Cigna’s medical customer base came in at 18 million, which grew 5.4% year over year as of Dec 31, 2022. The growth came on the back of a well-performing U.S. Commercial business. The reported figure matched both the consensus mark and our estimate. Total benefits and expenses declined 0.3% year over year to $44,026 million in the quarter under review.

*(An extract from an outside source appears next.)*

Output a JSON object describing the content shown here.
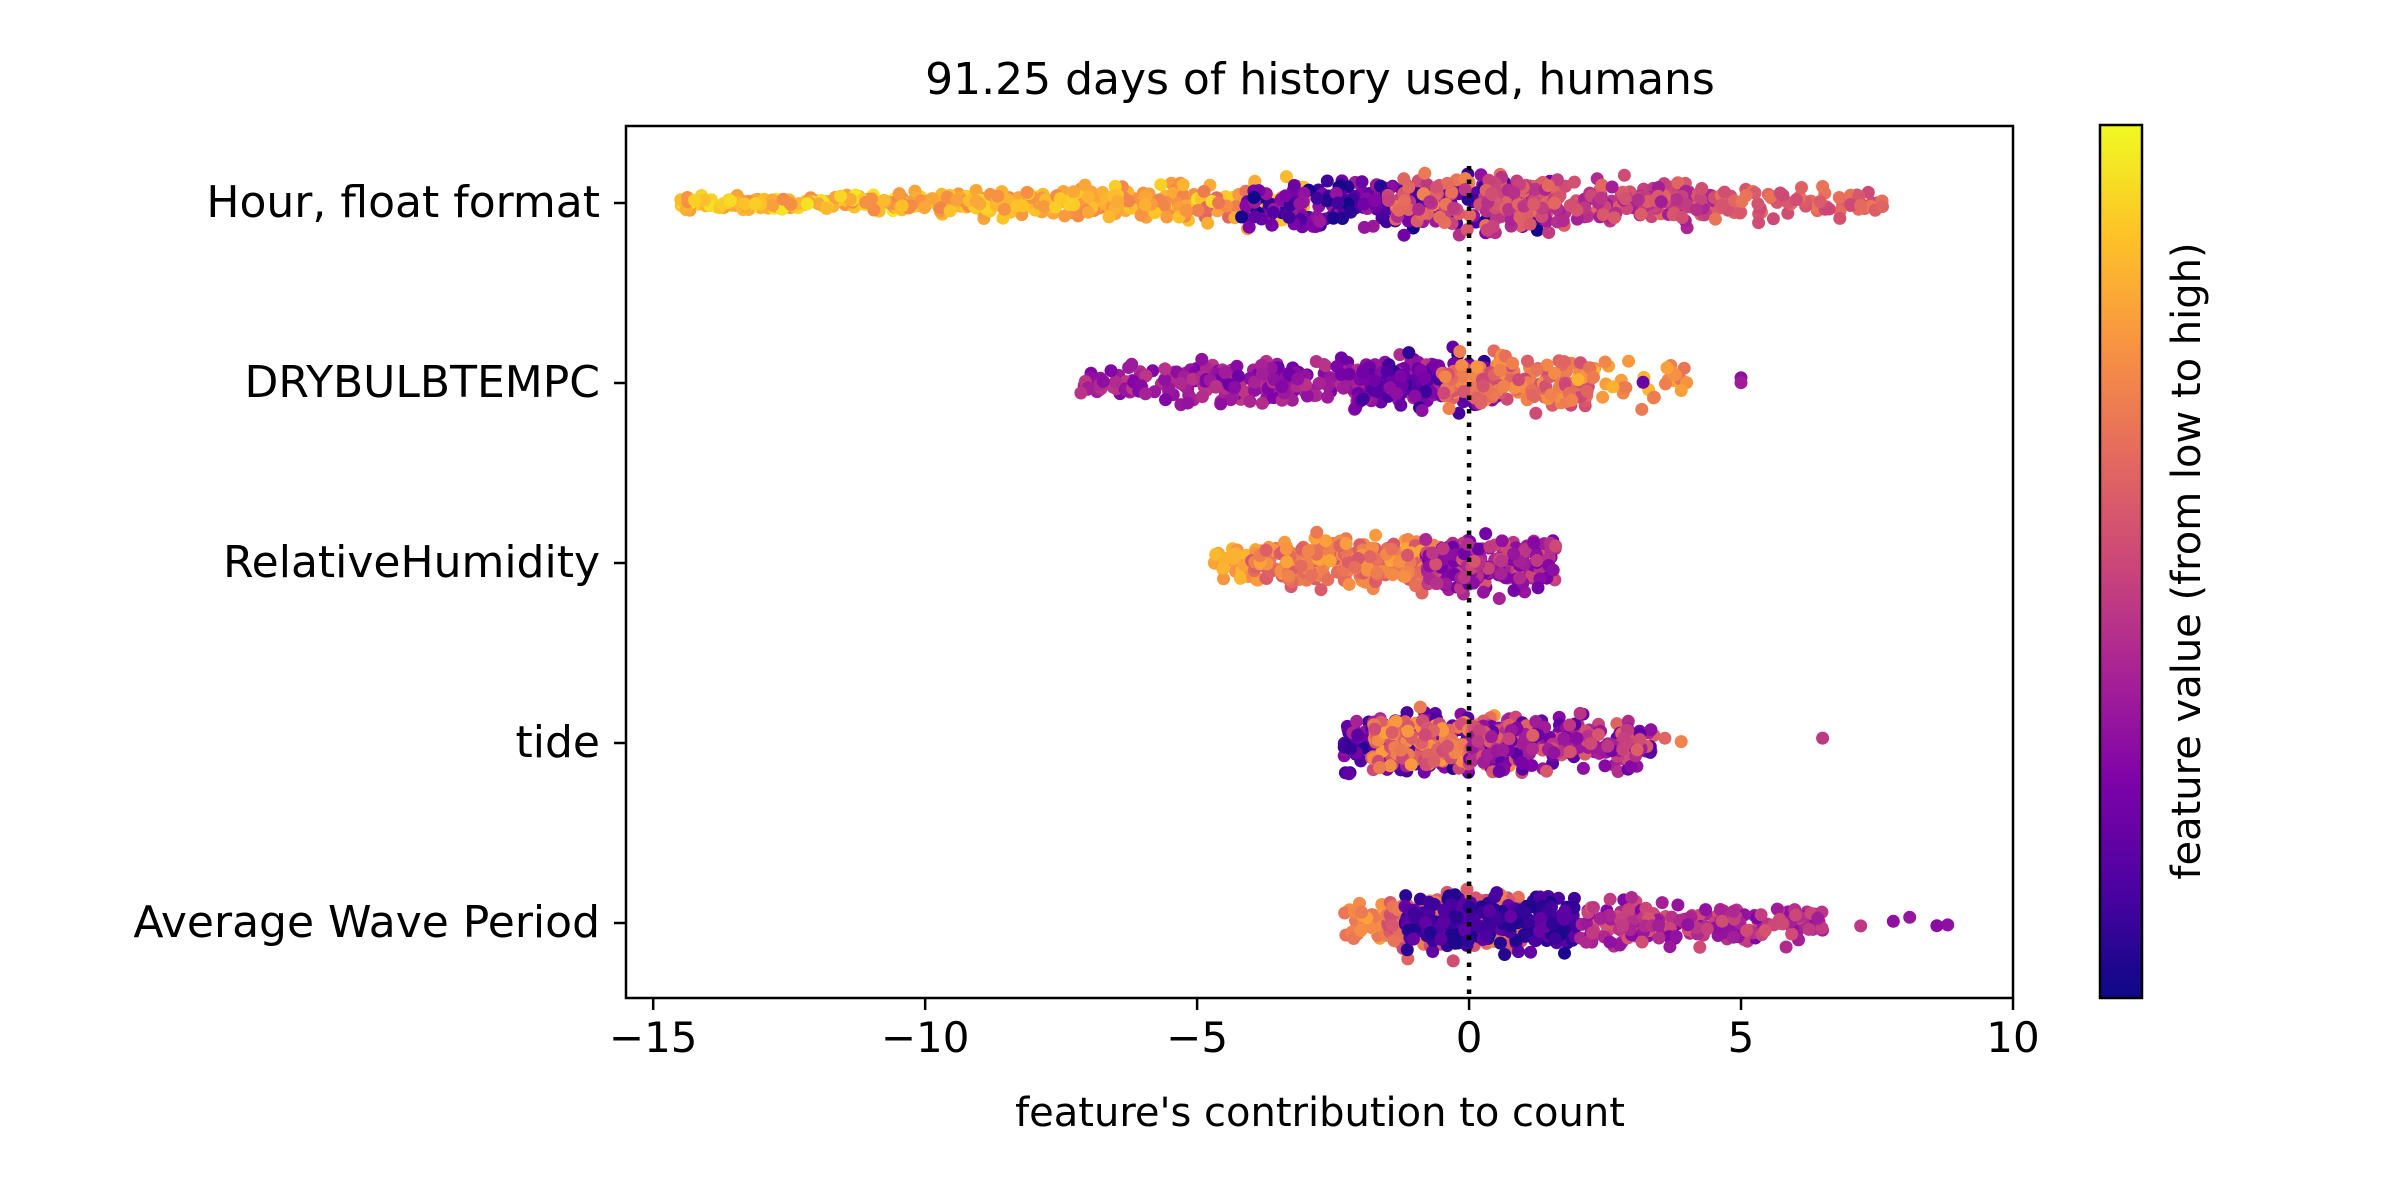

The adjusted selling, general and administrative expense ratio of 7.6% deteriorated 20 basis points (bps) year over year.

MetLife, Inc. (MET - Free Report) reported fourth-quarter 2022 adjusted operating earnings of $1.55 per share, which missed the Zacks Consensus Estimate of $1.74 and our estimate of $1.77. The bottom line declined 29% year over year. Adjusted operating revenues of MetLife amounted to $15,836 million, which decreased 21.6% year over year. The top line missed the consensus mark of $16,996 million and our estimate of $16,303.1 million. Adjusted premiums, fees and other revenues, excluding pension risk transfer (PRT), were $11,375 million, down 1% year over year.

Total expenses of $14,589 million decreased from $18,783 million a year ago due to lower policyholder benefits and claims. The adjusted expense ratio, excluding total notable items related to adjusted other expenses and PRT, increased 30 bps year over year to 20.7%. Net income increased 12% year over year to $1,314 million because of net derivative and investment gains. Adjusted return on equity, excluding AOCI other than FCTA, deteriorated 400 bps year over year to 11.3%.